Em sendo atestada a plena capacidade, e respeitado o devido processo legal e a ampla defesa, os menores infratores poderiam responder, se o caso, ao cumprimento de pena em unidades carcerárias pelo tempo previsto para cada tipo penal.
Entretanto, é sabido que as unidades carcerárias, além de não permitirem a ressocialização, atuariam como verdadeiras escolas do crime. Assim, semelhantemente às divisões ocorridas entre as populações carcerárias femininas e masculinas, impor-se-ia a criação de um sistema carcerário diferenciado, apto para receber menores infratores, de modo a não submeter tais menores, que fazem jus à proteção estatal, às piores condições de cumprimento de pena, nos termos do inciso XLVIII, art. 5º, da Carta Republicana, segundo o qual “a pena será cumprida em estabelecimentos distintos, de acordo com a natureza do delito, a idade e o sexo do apenado”.
A respeito da internação, espécie mais grave de medida socioeducativa prevista no Estatuto da Criança e do Adolescente, aplicada para crimes como homicídios, latrocínio ou estupro, onde há a restrição de liberdade do indivíduo, seria latente a desproporcionalidade e incompatibilidade de tal reprimenda com a gravidade do crime, bem como a inutilidade do “caráter ressocializador” esperado da pena.
Com efeito, inexistiria inconstitucionalidade da Proposta de Emenda à Constituição n. 171/93, visto que o art. 228 da Carta Republicana, segundo o qual “São penalmente inimputáveis os menores de dezoito anos, sujeitos às normas da legislação especial”, ao reduzir a idade de 18 (dezoito) para 16 (dezesseis) anos, não estaria abolindo e sequer reduzindo direitos e garantias individuais, mas tão somente readequando a norma jurídica à realidade social.
Os direito individuais são, em sua essência, direitos adquiridos historicamente, para barrar os abusos do Estado, razão pela qual o Constituinte originário objetivou protegê-los, erigindo-os a cláusulas pétreas. Sucede que o Direito, a par da sociedade, é mutável, e constituído de premissas lógicas que o justifique. Assim, não haveria supressão de direito fundamental acaso fosse proposta emenda tendente a abolir a indenização por erro judiciário se vivêssemos em uma sociedade ideal em que o Poder Judiciário não cometesse erros[1].
Como se verifica, são muitos os argumentos aptos a sustentar a possibilidade de redução da maioridade penal, não se sabe ao certo se válidos ou não. A única certeza, no entanto, é que são oriundos do clamor de uma sociedade amedrontada com a crescente onda de violência entre os jovens.
REFERÊNCIAS BIBLIOGRÁFICAS
GONZáLEZ, Rodrigo Stumpf.
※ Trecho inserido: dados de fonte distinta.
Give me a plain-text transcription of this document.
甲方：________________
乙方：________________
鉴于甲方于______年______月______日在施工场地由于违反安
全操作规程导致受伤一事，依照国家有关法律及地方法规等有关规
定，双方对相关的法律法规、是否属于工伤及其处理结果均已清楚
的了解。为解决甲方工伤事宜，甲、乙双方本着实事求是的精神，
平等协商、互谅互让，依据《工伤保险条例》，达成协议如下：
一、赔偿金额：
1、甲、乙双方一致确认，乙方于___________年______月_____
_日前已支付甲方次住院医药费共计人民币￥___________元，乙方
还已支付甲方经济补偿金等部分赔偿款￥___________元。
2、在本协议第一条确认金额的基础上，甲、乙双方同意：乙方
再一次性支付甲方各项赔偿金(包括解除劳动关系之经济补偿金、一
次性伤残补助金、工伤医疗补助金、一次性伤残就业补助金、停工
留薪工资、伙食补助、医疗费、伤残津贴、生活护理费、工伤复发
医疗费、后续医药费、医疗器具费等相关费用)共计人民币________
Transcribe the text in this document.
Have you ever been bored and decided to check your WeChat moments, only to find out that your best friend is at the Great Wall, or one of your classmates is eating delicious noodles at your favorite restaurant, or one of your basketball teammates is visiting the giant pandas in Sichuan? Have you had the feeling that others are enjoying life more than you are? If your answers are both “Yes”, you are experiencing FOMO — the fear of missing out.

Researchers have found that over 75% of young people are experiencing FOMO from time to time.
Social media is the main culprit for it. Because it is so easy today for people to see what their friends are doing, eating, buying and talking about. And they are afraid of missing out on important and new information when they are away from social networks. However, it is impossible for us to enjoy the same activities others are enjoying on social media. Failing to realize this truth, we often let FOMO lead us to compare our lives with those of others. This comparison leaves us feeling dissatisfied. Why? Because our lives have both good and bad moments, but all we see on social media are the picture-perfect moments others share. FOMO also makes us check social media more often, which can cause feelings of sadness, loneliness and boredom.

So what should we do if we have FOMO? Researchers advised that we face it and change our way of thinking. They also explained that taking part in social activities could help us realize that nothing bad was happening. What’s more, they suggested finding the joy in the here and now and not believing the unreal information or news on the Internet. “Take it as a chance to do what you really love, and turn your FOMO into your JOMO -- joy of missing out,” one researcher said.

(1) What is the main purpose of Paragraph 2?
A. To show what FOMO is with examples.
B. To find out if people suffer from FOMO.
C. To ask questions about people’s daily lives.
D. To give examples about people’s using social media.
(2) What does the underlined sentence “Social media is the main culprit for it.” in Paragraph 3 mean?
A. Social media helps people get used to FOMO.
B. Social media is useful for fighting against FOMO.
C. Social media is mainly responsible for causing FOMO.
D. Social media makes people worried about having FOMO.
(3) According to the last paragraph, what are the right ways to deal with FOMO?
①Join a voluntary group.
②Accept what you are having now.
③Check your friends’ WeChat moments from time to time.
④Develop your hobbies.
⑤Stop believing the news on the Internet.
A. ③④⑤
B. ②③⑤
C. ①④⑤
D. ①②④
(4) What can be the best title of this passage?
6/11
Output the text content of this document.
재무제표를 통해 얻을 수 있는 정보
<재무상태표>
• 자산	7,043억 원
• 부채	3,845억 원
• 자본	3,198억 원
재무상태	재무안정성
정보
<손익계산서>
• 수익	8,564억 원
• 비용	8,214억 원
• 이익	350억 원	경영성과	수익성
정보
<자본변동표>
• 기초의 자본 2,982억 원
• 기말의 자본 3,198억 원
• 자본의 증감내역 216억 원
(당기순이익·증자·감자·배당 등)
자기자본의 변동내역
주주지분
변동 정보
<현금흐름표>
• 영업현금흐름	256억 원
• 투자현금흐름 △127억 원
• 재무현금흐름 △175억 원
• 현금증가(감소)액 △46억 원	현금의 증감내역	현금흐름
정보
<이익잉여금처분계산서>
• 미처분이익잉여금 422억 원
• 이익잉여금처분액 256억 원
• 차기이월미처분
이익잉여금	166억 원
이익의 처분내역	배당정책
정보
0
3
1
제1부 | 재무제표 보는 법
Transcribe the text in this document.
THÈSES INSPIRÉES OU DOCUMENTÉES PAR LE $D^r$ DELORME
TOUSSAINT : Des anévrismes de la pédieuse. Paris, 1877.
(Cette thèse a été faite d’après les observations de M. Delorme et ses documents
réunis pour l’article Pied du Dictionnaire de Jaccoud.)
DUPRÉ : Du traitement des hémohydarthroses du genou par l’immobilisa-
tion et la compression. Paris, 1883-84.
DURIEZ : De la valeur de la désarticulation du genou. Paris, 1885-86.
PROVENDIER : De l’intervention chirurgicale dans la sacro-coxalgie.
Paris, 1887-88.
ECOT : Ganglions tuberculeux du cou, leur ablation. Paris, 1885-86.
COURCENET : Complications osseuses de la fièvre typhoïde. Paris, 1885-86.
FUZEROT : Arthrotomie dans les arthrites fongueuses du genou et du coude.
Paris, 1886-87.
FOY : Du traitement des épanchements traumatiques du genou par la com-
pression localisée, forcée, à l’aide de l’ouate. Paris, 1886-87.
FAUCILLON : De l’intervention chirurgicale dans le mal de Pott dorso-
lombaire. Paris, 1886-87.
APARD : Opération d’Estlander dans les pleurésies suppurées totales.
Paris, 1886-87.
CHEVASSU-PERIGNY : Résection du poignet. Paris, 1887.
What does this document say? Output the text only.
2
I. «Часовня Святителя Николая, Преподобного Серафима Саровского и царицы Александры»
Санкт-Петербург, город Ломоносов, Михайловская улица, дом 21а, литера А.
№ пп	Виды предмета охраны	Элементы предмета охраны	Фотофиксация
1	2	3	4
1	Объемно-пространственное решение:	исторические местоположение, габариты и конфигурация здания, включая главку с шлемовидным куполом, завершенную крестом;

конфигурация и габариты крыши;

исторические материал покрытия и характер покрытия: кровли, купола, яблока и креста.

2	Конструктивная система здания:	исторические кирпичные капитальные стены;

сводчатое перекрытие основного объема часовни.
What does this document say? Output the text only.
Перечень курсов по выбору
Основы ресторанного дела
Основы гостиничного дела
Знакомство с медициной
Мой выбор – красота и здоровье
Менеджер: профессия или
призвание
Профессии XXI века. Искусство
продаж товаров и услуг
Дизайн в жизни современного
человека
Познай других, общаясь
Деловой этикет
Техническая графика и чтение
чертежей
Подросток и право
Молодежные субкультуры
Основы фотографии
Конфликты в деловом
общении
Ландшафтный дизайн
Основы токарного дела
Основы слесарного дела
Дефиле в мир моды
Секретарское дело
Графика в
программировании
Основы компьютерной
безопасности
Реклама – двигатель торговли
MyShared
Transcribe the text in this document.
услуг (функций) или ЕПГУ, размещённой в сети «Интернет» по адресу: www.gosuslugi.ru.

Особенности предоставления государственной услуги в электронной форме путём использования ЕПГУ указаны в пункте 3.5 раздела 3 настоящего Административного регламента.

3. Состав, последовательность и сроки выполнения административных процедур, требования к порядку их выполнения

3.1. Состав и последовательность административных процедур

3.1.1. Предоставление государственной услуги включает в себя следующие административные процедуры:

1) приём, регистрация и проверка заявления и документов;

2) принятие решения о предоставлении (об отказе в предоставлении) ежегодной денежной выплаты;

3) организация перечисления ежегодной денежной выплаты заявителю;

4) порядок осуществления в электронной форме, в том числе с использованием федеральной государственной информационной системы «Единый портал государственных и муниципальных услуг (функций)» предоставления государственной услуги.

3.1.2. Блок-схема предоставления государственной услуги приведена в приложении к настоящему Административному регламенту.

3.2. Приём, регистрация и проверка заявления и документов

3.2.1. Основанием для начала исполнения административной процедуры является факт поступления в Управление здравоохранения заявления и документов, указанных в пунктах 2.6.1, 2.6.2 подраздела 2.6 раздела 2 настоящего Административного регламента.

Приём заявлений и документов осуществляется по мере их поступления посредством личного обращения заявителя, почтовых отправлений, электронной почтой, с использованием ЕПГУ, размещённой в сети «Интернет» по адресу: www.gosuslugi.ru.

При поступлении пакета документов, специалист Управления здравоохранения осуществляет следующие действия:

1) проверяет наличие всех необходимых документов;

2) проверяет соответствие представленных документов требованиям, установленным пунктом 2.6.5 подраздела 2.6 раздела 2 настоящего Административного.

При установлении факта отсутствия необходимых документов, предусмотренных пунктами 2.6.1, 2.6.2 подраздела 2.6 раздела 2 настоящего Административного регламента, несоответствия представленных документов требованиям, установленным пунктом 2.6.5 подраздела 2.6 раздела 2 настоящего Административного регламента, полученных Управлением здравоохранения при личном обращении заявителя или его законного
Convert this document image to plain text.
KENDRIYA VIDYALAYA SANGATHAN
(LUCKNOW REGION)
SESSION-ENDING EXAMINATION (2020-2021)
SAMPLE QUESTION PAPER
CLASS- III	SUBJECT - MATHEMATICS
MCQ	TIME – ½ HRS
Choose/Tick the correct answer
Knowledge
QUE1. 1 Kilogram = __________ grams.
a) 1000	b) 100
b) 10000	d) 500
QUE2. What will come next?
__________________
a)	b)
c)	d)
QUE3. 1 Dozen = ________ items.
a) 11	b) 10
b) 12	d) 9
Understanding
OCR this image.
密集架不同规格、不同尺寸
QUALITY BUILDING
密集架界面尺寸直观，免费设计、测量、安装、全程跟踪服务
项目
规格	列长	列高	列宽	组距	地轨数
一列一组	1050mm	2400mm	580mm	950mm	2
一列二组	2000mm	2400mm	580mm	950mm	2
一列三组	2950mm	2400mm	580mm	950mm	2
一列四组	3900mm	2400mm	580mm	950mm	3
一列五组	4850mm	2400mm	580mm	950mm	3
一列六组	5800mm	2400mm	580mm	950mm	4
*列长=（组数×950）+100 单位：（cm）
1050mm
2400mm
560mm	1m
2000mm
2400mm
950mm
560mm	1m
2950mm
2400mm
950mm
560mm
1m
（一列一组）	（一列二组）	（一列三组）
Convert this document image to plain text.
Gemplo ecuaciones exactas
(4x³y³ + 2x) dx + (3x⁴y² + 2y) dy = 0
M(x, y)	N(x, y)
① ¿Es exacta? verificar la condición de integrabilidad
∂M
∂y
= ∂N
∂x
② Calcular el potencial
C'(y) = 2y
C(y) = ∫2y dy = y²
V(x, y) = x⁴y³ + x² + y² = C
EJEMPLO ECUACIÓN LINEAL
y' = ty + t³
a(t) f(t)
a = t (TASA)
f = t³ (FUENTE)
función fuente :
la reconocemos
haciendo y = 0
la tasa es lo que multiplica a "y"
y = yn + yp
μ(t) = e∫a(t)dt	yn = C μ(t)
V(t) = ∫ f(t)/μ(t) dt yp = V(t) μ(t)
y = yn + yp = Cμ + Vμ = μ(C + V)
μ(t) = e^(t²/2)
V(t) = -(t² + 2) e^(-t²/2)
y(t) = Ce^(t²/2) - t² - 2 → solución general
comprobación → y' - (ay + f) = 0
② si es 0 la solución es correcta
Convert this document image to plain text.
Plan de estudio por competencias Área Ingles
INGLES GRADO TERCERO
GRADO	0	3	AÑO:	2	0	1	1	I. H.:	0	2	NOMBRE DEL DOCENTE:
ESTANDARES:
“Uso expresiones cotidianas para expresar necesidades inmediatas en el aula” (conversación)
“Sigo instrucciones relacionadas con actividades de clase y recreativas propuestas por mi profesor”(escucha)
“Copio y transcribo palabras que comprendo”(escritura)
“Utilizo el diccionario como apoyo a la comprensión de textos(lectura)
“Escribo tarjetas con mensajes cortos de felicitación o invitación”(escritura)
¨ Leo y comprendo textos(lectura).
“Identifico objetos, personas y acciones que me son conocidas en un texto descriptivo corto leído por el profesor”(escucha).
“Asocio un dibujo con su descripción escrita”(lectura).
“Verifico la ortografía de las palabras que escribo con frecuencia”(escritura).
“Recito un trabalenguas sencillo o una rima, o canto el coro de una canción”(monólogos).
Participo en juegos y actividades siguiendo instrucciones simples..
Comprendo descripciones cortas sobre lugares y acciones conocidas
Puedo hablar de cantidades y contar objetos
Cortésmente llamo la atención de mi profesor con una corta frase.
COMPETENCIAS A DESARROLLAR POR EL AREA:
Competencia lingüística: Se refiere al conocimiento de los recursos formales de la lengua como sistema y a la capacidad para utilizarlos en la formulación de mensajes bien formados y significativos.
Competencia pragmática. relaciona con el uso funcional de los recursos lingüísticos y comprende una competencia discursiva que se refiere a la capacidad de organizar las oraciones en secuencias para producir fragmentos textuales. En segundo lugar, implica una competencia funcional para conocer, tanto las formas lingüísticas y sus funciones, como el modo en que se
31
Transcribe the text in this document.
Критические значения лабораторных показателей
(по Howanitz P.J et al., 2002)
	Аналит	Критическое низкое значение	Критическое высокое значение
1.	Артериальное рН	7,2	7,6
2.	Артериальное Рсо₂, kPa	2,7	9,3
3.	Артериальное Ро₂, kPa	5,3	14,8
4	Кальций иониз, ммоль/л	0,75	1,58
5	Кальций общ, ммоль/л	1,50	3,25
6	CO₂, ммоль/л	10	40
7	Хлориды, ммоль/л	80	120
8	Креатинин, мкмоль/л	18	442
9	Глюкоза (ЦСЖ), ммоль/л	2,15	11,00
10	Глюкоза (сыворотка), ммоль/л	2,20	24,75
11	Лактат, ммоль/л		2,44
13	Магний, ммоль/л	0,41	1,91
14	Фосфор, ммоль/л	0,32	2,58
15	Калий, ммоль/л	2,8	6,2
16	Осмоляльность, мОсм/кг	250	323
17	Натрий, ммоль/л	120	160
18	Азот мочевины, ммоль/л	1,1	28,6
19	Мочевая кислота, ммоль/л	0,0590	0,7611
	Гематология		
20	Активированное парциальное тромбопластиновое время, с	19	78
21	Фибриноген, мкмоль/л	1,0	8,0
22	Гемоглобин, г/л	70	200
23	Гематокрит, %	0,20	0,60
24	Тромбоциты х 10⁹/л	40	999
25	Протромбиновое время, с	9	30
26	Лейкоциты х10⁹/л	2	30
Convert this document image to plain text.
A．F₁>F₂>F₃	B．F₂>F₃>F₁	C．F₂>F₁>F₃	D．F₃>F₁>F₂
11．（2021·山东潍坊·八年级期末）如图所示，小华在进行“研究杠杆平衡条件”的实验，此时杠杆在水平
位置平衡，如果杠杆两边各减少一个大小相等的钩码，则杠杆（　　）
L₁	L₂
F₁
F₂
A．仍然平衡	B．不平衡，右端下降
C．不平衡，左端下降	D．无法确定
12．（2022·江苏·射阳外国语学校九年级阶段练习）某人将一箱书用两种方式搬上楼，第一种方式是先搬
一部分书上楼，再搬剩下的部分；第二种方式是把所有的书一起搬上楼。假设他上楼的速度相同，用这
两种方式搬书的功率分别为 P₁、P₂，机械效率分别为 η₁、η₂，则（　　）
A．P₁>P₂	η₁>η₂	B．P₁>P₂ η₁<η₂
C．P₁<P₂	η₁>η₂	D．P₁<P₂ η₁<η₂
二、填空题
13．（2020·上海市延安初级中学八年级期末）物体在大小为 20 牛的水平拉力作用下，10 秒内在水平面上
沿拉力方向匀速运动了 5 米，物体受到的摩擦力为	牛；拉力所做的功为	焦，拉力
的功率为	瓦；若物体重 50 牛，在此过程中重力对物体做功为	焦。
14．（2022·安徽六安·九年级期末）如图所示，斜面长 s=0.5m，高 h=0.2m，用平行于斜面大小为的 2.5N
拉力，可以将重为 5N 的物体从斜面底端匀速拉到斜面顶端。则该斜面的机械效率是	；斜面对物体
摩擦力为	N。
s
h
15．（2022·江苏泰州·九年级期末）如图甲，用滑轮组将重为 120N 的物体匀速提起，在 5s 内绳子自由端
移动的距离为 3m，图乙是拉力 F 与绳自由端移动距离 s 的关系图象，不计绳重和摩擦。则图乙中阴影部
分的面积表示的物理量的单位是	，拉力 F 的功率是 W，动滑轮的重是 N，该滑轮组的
A inimputabilidade penal do adolescente: Controvérsias sobre a idade. In: Âmbito Jurídico, Rio Grande, X, n. 46, out 2007. Disponível em: <http://www.ambito-juridico.com.br/site/index.php?n_link=revista_artigos_leitura&artigo_id=2256>. Acesso em nov 2016.
[1] Art. 5º, LXXV. O Estado indenizará o condenado por erro judiciário, assim como o que ficar preso além do tempo fixado na sentença.